The Oxford Murders

 (2008)

by Johnny Web (Uncle Scoopy; Greg Wroblewski)

The basic idea behind this film was to combine a standard murder mystery with a heady academic overlay, as filtered through pop culture. Imagine a hybrid of The Name of the Rose and The DaVinci Code.

The setting is modern day Oxford, where an old woman's murdered body is found simultaneously by a mathematics teacher (John Hurt) and one of his new American students (Elijah Wood).  The first murder comes with the first puzzle in a promised series, so it appears that the murder is the first of several which will be committed by a serial murderer who will follow an intricate sequence of symbols. The professor and his student are intrigued and undertake to solve the series, while the police come to suspect that one or both of them are involved in the murders.

Hurt and Frodo spend a great deal of the film's running time discussing mathematics and its application in the real world. Hurt's professor takes the position that the abstract perfection of mathematics and symbolic logic inevitably prove useless outside of the virtual universe of the mind, because real life is too filled with uncertainty, randomness, and acts committed by irrational minds. Frodo argues that while absolute certainty may be impossible in the natural world, one may come close enough that the lingering vestige of uncertainty is virtually irrelevant in practical terms. We do not know for sure that the sun will rise in the East tomorrow, for example, but the likelihood of other possibilities is so infinitesimal that there is no reasonable case for doubt, and therefore every reason to build upon an assumption that it will happen.

There's plenty of name-dropping from the world of philosophy, with Heisenberg and Wittgenstein getting top billing, but unlike the far superior The Name of the Rose, none of that jibber-jabber was really integrated tightly into the solution to the murders. It is not entirely irrelevant, but is mainly backdrop, which makes it of interest mainly to those few of us who took philosophy courses even when they were not required. There is also a little bit of name-dropping from the world of mathematics in which these two academics are actually supposed to dwell, but in that field the names have been changed. The film shows an Oxford professor solving "Bormat's last theorem," presumably because various academics would carp about any fallacies in a proof of Fermat's famous unsolved postulation, or perhaps because somebody (Andrew Wilkes) was acknowledged to have actually solved the real problem between the time the script was written and the time it was produced. Or maybe Fermat's estate was demanding a royalty check. Beats me. At any rate, the sub-plot about the professor who solved the enigma posed by the fictional "Bormat" was utterly irrelevant to the murder mystery.

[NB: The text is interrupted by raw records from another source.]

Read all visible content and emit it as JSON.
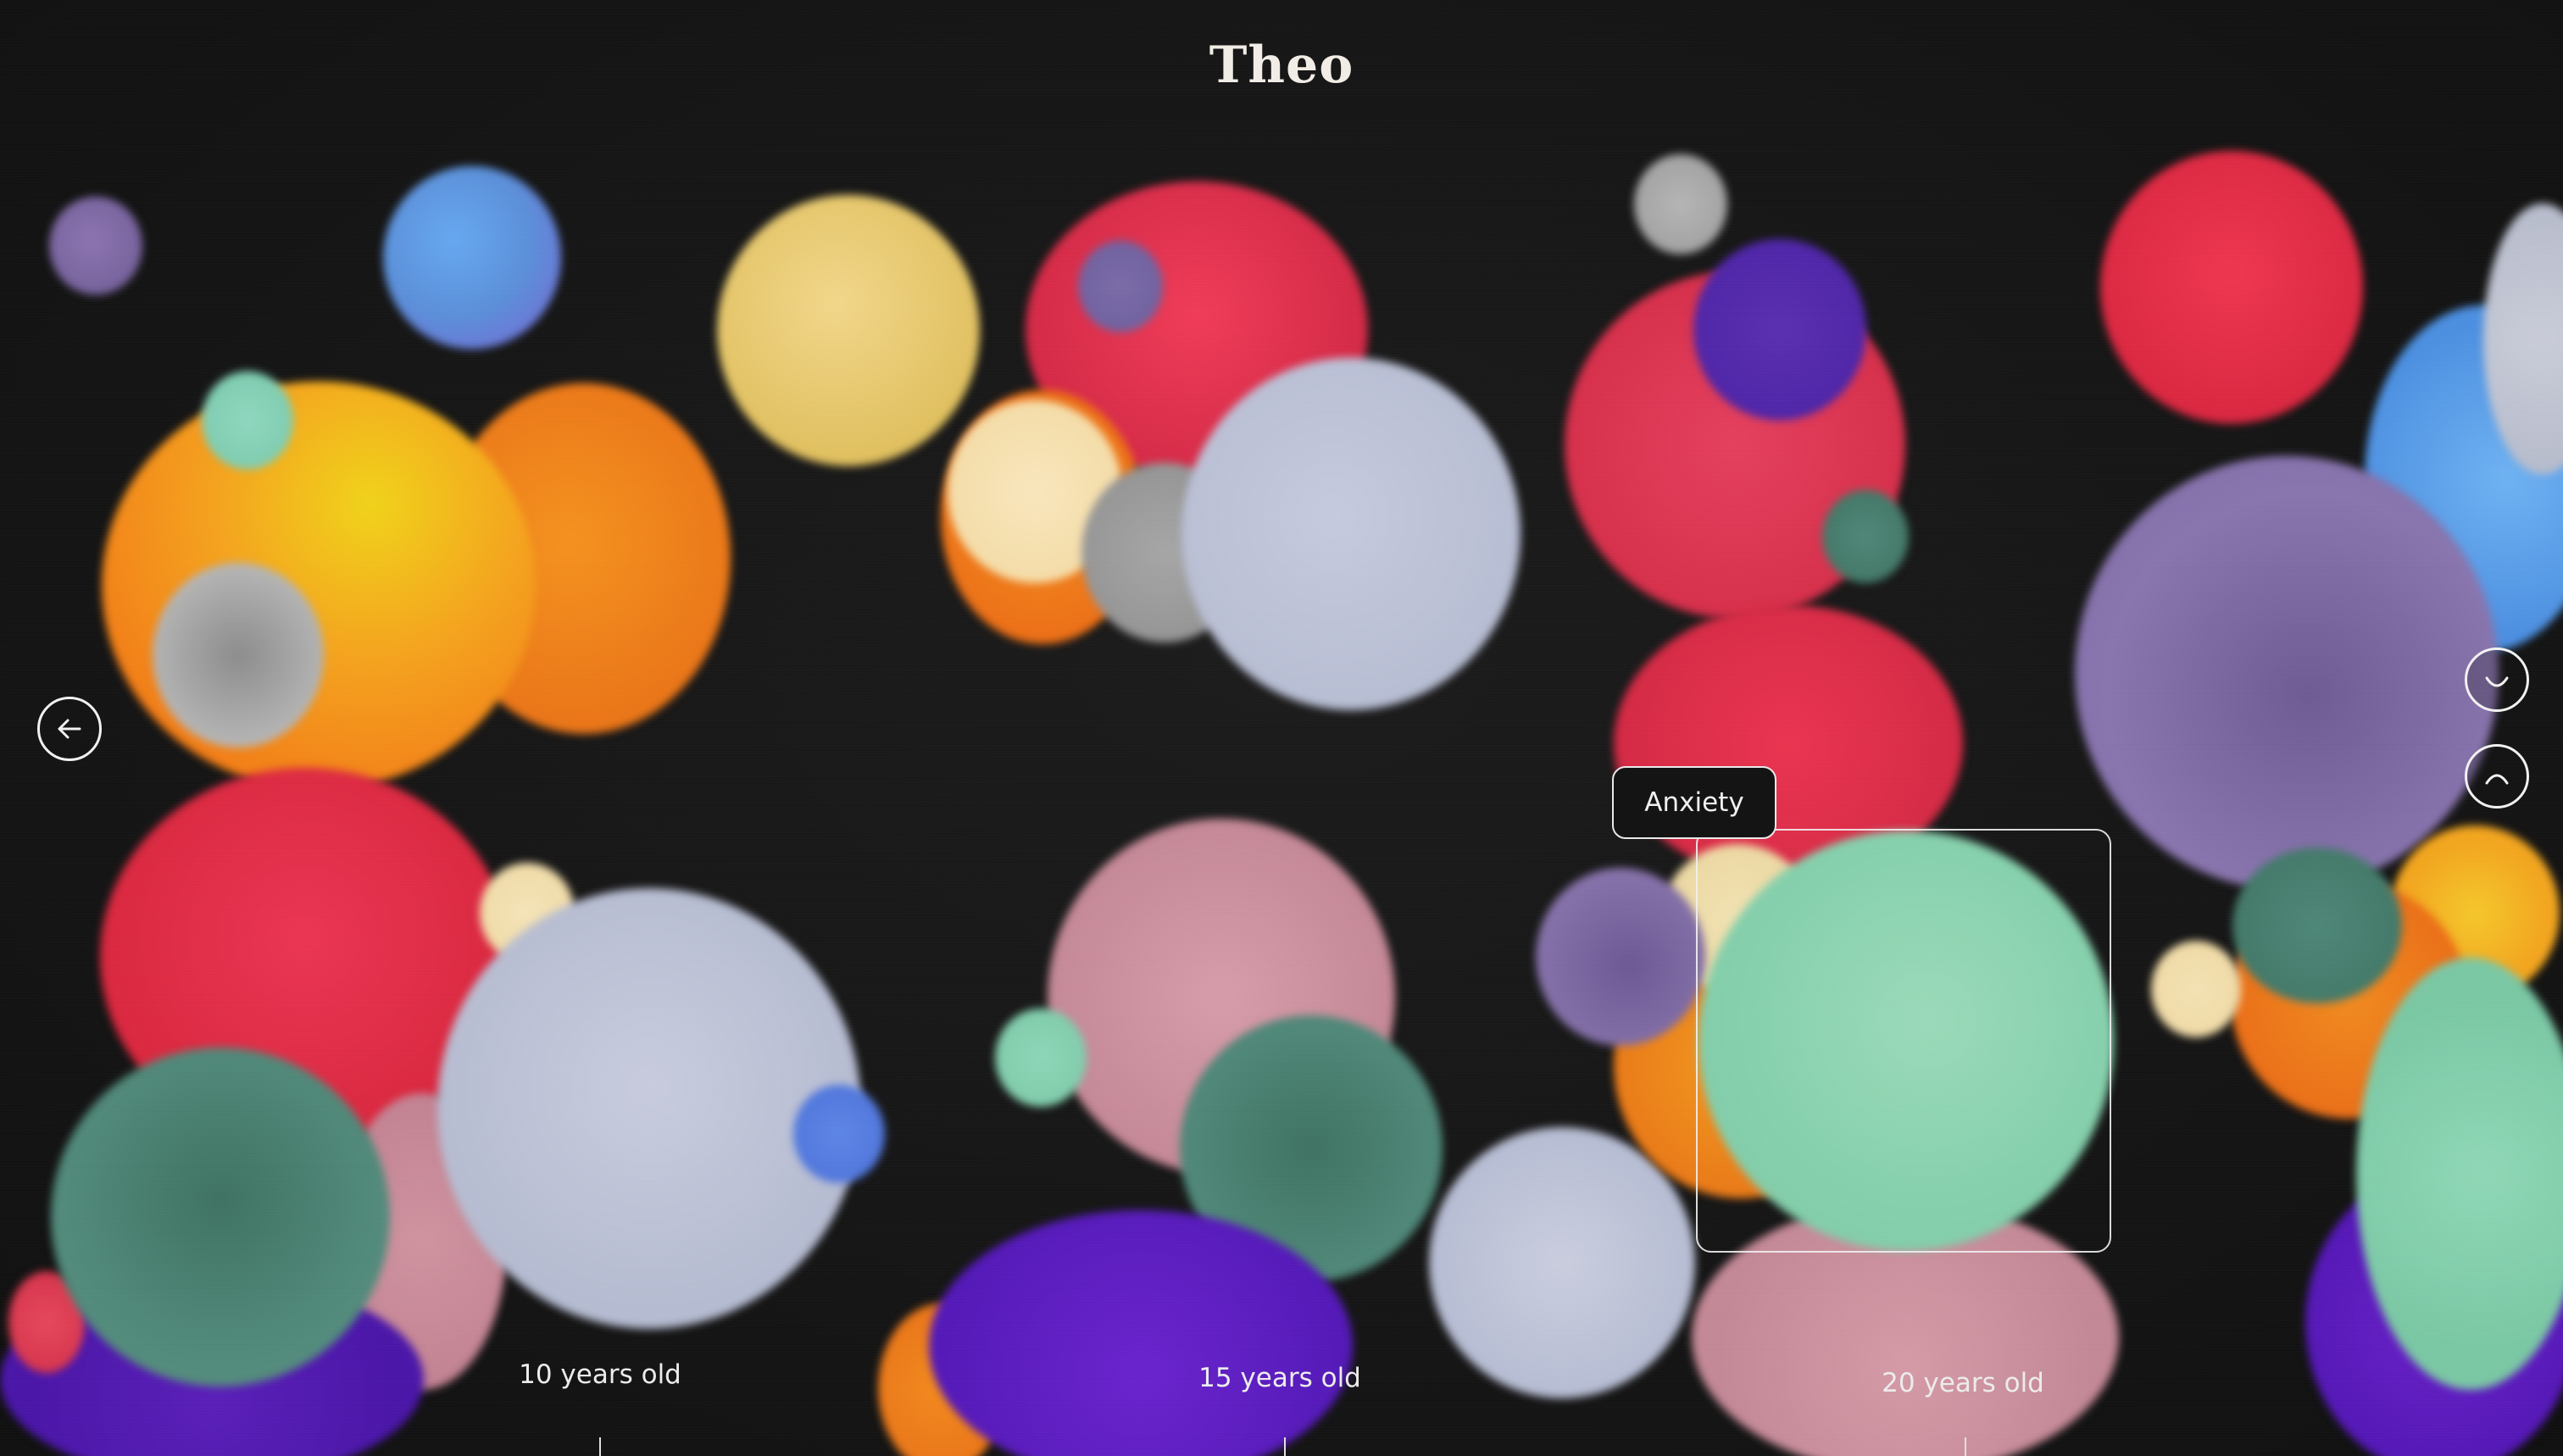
{
  "header": {
    "title": "Theo"
  },
  "navigation": {
    "back_icon": "arrow-left-icon"
  },
  "mood_controls": {
    "happy_icon": "smile-icon",
    "sad_icon": "frown-icon"
  },
  "tooltip": {
    "label": "Anxiety"
  },
  "timeline": {
    "labels": [
      "10 years old",
      "15 years old",
      "20 years old"
    ]
  },
  "colors": {
    "background": "#161616",
    "red": "#e8344f",
    "orange": "#f28a1e",
    "yellow": "#e8cc73",
    "lavender": "#c4c9dc",
    "purple": "#7e6aa8",
    "teal": "#4f8778",
    "mint": "#86d4b2",
    "pink": "#cc8e9e",
    "blue": "#5fa4ea",
    "violet": "#5a20c4",
    "cream": "#f0dfae",
    "gray": "#a9a9a9"
  }
}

It's a thriller which may bore you to tears in the first half if you are not interested in epistemology and/or advanced math, and then will frustrate you in the second half with some of its more preposterous inventions, including an outrageous coincidence involving the third symbol in the eventual series of four, each of which corresponds to one incident of murder. The second half of the film also includes a love scene between Frodo and Leonor Watling which is one of the most awkward ever filmed since Liberace's smooching in Sincerely Yours, but in spite of that, men may well find Ms Watling's impressively curvy figure to be the film's strongest asset.

The solution is certainly not lacking in complexity. I always try to solve a murder mystery along with the investigators, and I hadn't a clue on this one until the curtain was pulled aside. You may find the solution quite interesting, if convoluted and unlikely. It is reasonably clever and I guess its unpredictability was part of the point the author was making with with all the earlier blathering about randomness. The one thing I found most interesting about the solution was that the student and professor eventually realized that each of them was responsible for one of the four incidents, although neither of them actually committed a murder. That fact revealed them to be the proverbial butterflies whose fluttering wings eventually disrupt weather systems on the other side of the planet, as they had debated ad nauseum earlier in the film.

No North American info has been released yet, but it can be pre-ordered on a Region Two DVD from the UK, where it will hit the streets on Aug 18. 2008

THE CRITICS AND ACADEMIES

2 BBC  (of 5 stars)

THE PEOPLE

   
6.4 IMDB summary (of 10)
   

THE BOX OFFICE

It was a hit in Spain, where it opened as the top movie and ended up grossing more than $12 million in the first quarter of 2008.

It bombed in The UK, where never hit the top ten and grossed less than $500 thousand.

 

NUDITY REPORT

  • Leonor Watling showed her breasts and bottom.

 

Google
 
Web www.scoopy.com

Our Grade:

If you are not familiar with our grading system, you need to read the explanation, because the grading is not linear. For example, by our definition, a C is solid and a C+ is a VERY good movie. There are very few Bs and As. Based on our descriptive system, this film is a:

C-

It is a competent and thoughtful film, but moves very slowly by the standards of murder mysteries, making it a curiosity item which is only suitable for a tiny, highly targeted audience.